Jock: Haha! Well, Ed had been listening to California Dreamin' loads and wanted to write something with loads of backing vocals, so I think "L.A" came out when he was working out a melody for it and it sort of stuck. We tried to write the rest of the lyrics around the idea of running away to L.A rather than being there because obviously none of us are from there so singing about how great it is wouldn't really make sense.

Dashes: The sound is too somewhat 'Americanised' for want of a better word, musically if not vocally. Do you believe certain transatlantic propensities (lustrous, lightly distorted guitars, choruses catchier than velcro etc.) to be more applicable to Fanzine than some certain quintessentially 'British' elements?

Jock: I suppose so, yeah. I don't think we've ever felt a responsibility to sound "British". I mean we're into a bunch of different stuff, but we all get pretty excited by music that combines heavy guitar with melody in an interesting way, and usually that's more of an American kinda thing. Other British bands that do it like Ash and even Teenage Fanclub end up sounding pretty American anyway; that kind of heavy, bubblegum pop quality. There's a bit of '60s British Invasion stuff in there too though, but I guess that was all a bit faux-American as well...

Dots: The vid's a similarly bright and blithe affair that seems to succinctly capture an external impression of Californian nonchalance. The use of film-within-film or camera-shooting-camera seems to accentuate this. Were you guys peeved not to feature onscreen or are you concertedly keeping your attentions onstage for the time being?

Jock: We didn't really want to be in it. I just imagined us singing into a camera quite awkwardly and thought it would look rubbish. Jacob Pearlmutter who directed the video is a friend of ours and when we approached him about doing it he happened to be spending a couple of days in L.A. so it worked out bizarrely well. He did a treatment straight away and finished the whole thing in a couple of days. We're all really happy with it.

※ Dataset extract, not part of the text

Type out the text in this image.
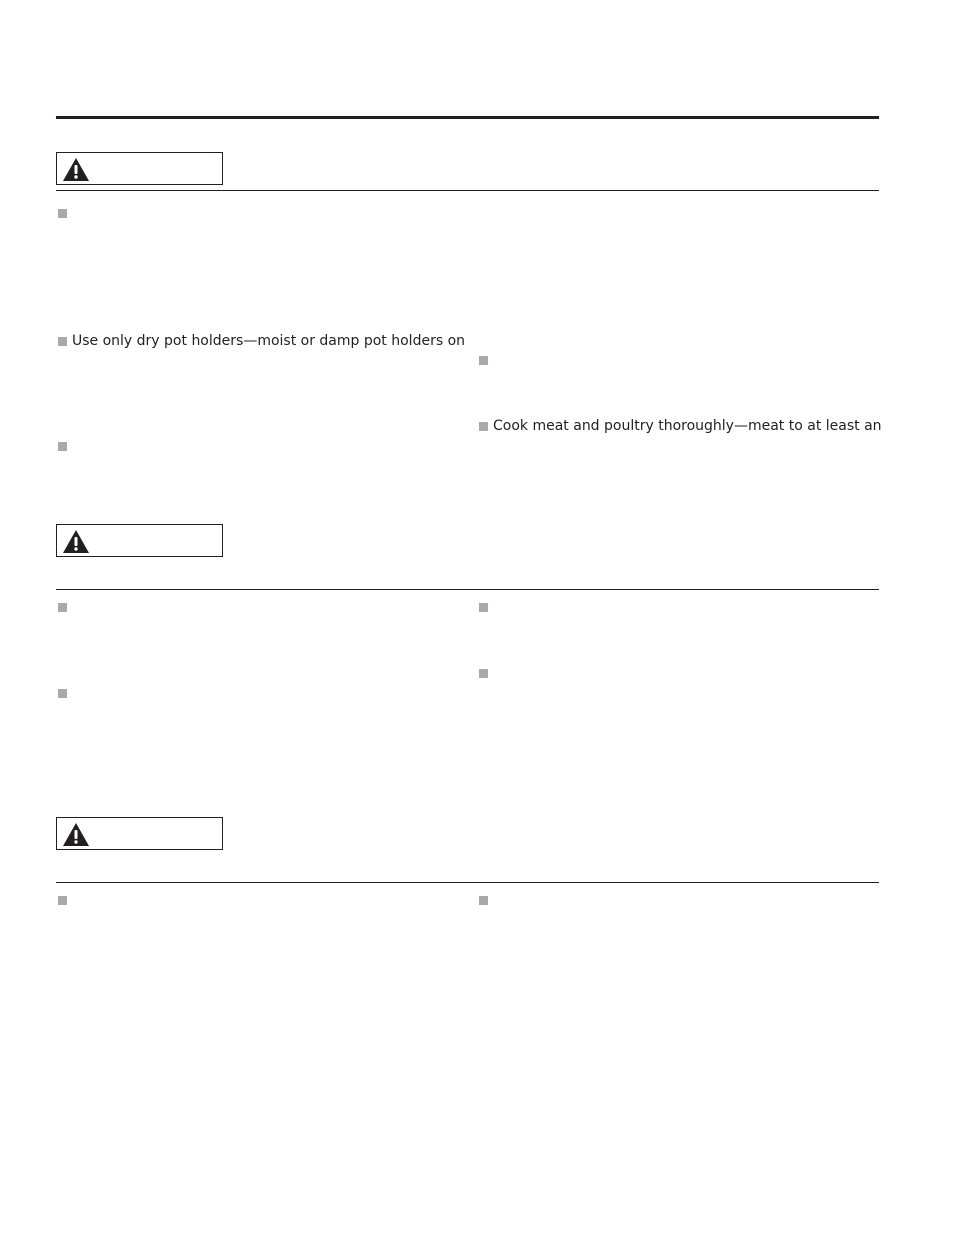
Use only dry pot holders—moist or damp pot holders on
Cook meat and poultry thoroughly—meat to at least an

Dashes: Like or loathe, the compartmentalisation of genres plays a fundamental role within our consumption of contemporary music. Fortunately for Fanzine, I'd propose, most parallels have been complimentary with the scuzzy sounds of the '90s providing a particularly focal point of contact. How conscientious was this shaping of sonic aesthetic or do you feel as though this can be accredited to the fact that your formative years can be counted within said decade?

Jock: To be honest I think it's more a result of the fact that it's the logical progression of the stuff we were listening to as teenagers. We all listened to loads of '70s and '80s rock and metal and then suddenly the bombast of all that stuff, which we loved at the time, started to seem silly. There's a sort of bored, sarcastic kind of vibe to a lot of guitar music that followed that's a lot more intelligent and relatable to than all that aspirational, virtuoso stuff. For the most part I'd rather listen to someone that sounds like they're not able to play whatever they want but are trying really hard to than someone who can do it all. It's more human.

Dots: Finally, subjectively, much of your work thus far feels tinged with a nostalgia for glorified things and times that may or may not ever have existed, a little like when you see a picture of your infantile self and photographic record assimilates into recollection. What are, thus far, your fondest memories of a musical tune?

Jock: When I was about 7 or 8 I learned to play Wonderwall on the piano just because I loved that song so much. I had What's The Story? (Morning Glory) on tape and me and my friend just listened to that and a Beatles Best Of on repeat all the time. Wonderwall was my favourite song of all though and I just remember being so excited every time I heard it.

L.A. is released Monday via Best Fit Recordings.